Joe Nocera in The New York Times on Europe's bad crisis management Nocera highlights a moment in the HBO film Too Big to Fail when future-IMF chief Christine Lagarde chastises the U.S. Treasury Secretary for letting Lehman Brothers fail and hurting not just America but Europe. "Oh, the irony!" Nocera writes. He says the U.S. eventually did the right thing by positioning themselves as a lender of last resort. Years later, Europe has no such actor, and a looming crisis could prove catastrophic not just for Europe but for America.  "Don't be too surprised if President Obama calls Angela Merkel someday soon and asks: 'How could you let the euro fail? What on earth were you thinking?'"
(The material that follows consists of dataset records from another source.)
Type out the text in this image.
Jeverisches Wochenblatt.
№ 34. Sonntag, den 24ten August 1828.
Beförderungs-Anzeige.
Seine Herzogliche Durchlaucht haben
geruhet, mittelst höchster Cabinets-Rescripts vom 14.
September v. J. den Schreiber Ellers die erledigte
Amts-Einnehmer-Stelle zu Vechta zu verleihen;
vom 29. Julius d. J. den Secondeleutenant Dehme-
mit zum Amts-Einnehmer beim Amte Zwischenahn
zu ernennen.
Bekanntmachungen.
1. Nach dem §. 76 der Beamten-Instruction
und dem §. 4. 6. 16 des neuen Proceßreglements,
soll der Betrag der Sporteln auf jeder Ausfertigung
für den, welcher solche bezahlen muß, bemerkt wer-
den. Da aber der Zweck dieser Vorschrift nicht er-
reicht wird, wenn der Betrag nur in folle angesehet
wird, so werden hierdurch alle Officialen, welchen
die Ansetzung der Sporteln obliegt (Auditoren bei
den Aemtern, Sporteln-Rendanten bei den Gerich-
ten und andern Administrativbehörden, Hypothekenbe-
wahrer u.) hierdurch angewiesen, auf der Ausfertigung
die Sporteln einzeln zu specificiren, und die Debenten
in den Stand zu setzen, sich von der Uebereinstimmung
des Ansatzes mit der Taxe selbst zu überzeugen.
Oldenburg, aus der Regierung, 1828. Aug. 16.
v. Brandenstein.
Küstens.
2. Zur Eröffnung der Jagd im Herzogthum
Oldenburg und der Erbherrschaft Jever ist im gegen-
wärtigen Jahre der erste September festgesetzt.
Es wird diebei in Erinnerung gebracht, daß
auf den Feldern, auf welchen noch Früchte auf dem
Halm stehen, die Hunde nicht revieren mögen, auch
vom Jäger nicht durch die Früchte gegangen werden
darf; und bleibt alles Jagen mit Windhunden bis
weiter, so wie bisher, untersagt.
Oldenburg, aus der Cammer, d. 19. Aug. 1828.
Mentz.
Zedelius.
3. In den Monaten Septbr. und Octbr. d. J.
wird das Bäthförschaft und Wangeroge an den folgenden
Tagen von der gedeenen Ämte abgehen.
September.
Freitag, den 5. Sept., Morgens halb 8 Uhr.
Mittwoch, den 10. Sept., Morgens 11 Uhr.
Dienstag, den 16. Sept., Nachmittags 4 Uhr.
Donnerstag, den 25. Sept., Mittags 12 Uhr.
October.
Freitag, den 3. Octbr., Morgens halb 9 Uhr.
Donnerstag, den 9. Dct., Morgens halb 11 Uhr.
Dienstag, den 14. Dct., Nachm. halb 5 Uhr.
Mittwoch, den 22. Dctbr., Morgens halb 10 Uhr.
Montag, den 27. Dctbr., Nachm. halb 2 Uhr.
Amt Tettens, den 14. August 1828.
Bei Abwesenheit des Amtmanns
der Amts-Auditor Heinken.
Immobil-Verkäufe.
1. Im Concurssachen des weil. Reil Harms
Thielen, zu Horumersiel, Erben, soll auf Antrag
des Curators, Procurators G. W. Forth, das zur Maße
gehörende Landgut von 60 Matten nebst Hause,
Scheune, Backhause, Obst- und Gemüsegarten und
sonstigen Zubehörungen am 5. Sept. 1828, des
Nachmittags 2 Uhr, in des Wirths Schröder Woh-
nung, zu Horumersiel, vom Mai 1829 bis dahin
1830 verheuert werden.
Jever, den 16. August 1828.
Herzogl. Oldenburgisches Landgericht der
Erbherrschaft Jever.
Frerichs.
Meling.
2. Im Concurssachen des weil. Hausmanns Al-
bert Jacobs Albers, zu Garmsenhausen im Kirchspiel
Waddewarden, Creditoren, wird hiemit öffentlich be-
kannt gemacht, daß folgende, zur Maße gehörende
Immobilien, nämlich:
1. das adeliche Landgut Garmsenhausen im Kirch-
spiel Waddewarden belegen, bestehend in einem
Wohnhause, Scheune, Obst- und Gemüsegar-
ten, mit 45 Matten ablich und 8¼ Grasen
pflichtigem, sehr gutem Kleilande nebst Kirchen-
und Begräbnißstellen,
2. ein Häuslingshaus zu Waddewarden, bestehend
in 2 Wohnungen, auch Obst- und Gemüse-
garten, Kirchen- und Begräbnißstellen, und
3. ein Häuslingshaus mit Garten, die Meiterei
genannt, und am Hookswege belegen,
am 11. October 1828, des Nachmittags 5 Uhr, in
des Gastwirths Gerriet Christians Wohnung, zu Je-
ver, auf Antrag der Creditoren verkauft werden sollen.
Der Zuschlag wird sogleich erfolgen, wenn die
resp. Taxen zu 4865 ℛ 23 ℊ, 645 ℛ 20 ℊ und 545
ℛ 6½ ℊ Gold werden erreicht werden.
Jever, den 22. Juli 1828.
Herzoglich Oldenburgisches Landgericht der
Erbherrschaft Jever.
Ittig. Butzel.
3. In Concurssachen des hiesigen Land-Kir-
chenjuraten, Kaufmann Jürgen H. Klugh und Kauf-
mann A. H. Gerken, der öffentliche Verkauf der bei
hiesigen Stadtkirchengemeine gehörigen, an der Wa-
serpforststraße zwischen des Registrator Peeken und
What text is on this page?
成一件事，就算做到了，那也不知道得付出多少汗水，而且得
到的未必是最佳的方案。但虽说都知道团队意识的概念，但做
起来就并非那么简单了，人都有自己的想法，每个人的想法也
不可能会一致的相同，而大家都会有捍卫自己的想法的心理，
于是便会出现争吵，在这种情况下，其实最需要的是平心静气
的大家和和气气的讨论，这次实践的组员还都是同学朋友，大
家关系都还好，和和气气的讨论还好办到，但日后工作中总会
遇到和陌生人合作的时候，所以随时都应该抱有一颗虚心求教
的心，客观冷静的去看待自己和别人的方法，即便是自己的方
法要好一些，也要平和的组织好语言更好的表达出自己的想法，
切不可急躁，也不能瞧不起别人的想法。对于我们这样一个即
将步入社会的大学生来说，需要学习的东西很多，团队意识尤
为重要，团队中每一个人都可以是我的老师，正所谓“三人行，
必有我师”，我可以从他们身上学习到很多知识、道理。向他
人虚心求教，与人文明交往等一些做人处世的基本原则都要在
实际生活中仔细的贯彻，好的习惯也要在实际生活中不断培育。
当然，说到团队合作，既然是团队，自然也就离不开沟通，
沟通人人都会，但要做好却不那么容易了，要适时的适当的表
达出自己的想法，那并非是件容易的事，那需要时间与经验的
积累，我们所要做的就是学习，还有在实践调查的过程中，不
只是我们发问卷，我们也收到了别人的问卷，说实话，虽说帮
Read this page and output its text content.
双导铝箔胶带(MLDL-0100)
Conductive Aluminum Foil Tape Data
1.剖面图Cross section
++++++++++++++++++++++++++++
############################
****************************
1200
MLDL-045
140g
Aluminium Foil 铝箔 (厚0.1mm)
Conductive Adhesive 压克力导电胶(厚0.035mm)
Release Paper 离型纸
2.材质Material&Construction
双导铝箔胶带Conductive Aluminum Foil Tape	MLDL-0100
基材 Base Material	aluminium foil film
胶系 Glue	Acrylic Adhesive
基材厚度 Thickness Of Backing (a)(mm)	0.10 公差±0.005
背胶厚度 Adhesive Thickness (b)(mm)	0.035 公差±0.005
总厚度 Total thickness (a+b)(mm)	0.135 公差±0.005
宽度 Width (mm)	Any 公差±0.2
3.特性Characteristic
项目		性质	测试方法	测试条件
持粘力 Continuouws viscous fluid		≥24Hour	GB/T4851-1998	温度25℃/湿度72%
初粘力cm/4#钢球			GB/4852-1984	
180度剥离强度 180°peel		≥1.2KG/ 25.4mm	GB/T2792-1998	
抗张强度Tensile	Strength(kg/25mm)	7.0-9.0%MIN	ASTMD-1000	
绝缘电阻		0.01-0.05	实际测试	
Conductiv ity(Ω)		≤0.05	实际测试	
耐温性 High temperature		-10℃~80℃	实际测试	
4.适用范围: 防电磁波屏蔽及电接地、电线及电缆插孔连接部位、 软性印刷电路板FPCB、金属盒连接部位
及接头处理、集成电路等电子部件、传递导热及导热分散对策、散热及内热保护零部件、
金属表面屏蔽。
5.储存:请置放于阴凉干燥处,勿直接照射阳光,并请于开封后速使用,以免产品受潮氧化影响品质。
Ramesh Ponnuru in Bloomberg View on Wisconsin misinterpretations Ponnuru argues against several points of conventional wisdom put forward by pundits in the aftermath of the Wisconsin recall election. Liberals, for instance, point to Gov. Scott Walker's huge spending advantage over his opponent as a reason for his victory. "President Barack Obama and his allies vastly outspent Senator John McCain and the Republicans in 2008, but that's not why Obama won: He raised a lot more money than McCain because he was more popular, and was considered likely to win," Ponnuru writes. On the right, those who think other Republican governors will follow Walker's lead are likely wrong too. But "It's still liberals who have most misinterpreted the recall campaign," he says.

Frank Bruni in The New York Times on the pessimistic 2012 race Bruni reports on Jeb Bush's appearance at a luncheon for journalists, contrasting the former governor's candor in describing our nation's gloomy outlook -- "We're in decline," he said -- with the statements of both presidential candidates. "I think that Bush opened a window into the most striking aspect of the 2012 presidential election: the degree to which pessimism has supplanted optimism in a country usually inclined toward the latter and predisposed toward politicians fluent in the language of uplift," Bruni writes. Romney should stop focusing on Obama's record and put forward a vision for his own. And Obama received rebuke for his negative campaign on Romney's record at Bain. "[A] certain measure of optimism isn't foolish. It sustains and rallies people. It charts the path toward solution."

Betsey Stevenson and Justin Wolfers in Bloomberg View on the death penalty debate Stevenson and Wolfers highlight a report from  the National Academy of Sciences, which concludes that our studies on the effectiveness of capital punishment don't actually help us answer the question of whether it deters crime. They describe why studies looking at the question yield results that give both sides in the politically charged debate ammunition for their claims. "Now that a widely respected authority has established the uncertainty about the deterrent effects of the death penalty, it's time for advocates on both sides to recognize that their beliefs are the product of faith, not data," they write.